152a, TG143a or mixtures thereof.

16. The method according to any one of the preceding claims 12-15, characterized in that the suspending medium is selected from the group consisting of TG 227, TG 134a, TG 152a, TG143a or mixtures thereof.

17. The method according to any one of the preceding claims 12-16, characterized in that the carrier material is selected from the group consisting of spherical and / or agglomerated lactose, the spherical lactose having a smooth surface and the agglomerated lactose having a rough surface.

18. The method according to any one of the preceding claims 12-17, characterized in that the fine-particulate substance or the fine-particulate substance mixture has an average particle size of approximately 0.1 - 10 μm and the carrier material has an average particle size of approximately 10 - 900 μm.

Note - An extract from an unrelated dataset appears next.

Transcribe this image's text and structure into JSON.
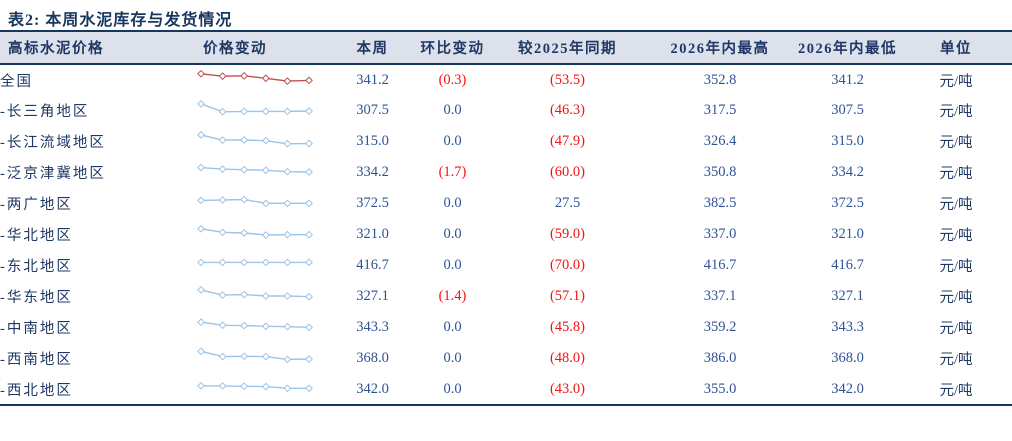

19. The method according to any one of the preceding claims 12-18, characterized in that in the suspension additionally one or more auxiliary substances selected from the group consisting of lactose, dextrose, sorbitol, mannitol, polyalcohol, xylitol, disaccharides, polysaccharides, oligosaccharides, dextrins, Amino acids, solid lipids, solid phospholipids, vitamins, surfactants, polymers and mixtures thereof are present.

20. The method according to any one of the preceding claims 12-19, characterized in that the carrier material is added to the suspension obtained after process step a) according to one of claims 1 to 8 and the suspending medium is then removed.

21. Solid pharmaceutical preparation containing an active ingredient or a combination of active ingredients, in particular for inhalative administration in mammals, obtainable by one of the methods according to claims 12 to

19.

22. Solid preparation according to claim 21, characterized in that at least one active ingredient from the group consisting of the peptides Abarelix, Buserelin, Cetrorelix, Leuprolide, Cyclosporine, Ganirelix, Glucagon, Lutropin (LH), Insulin,

Ramorelix, Teverelix (Antarelix) is selected.

23. Solid preparation according to claim 21 or 22 for use in powder inhalers such as DPI, MDPl or blister inhalers.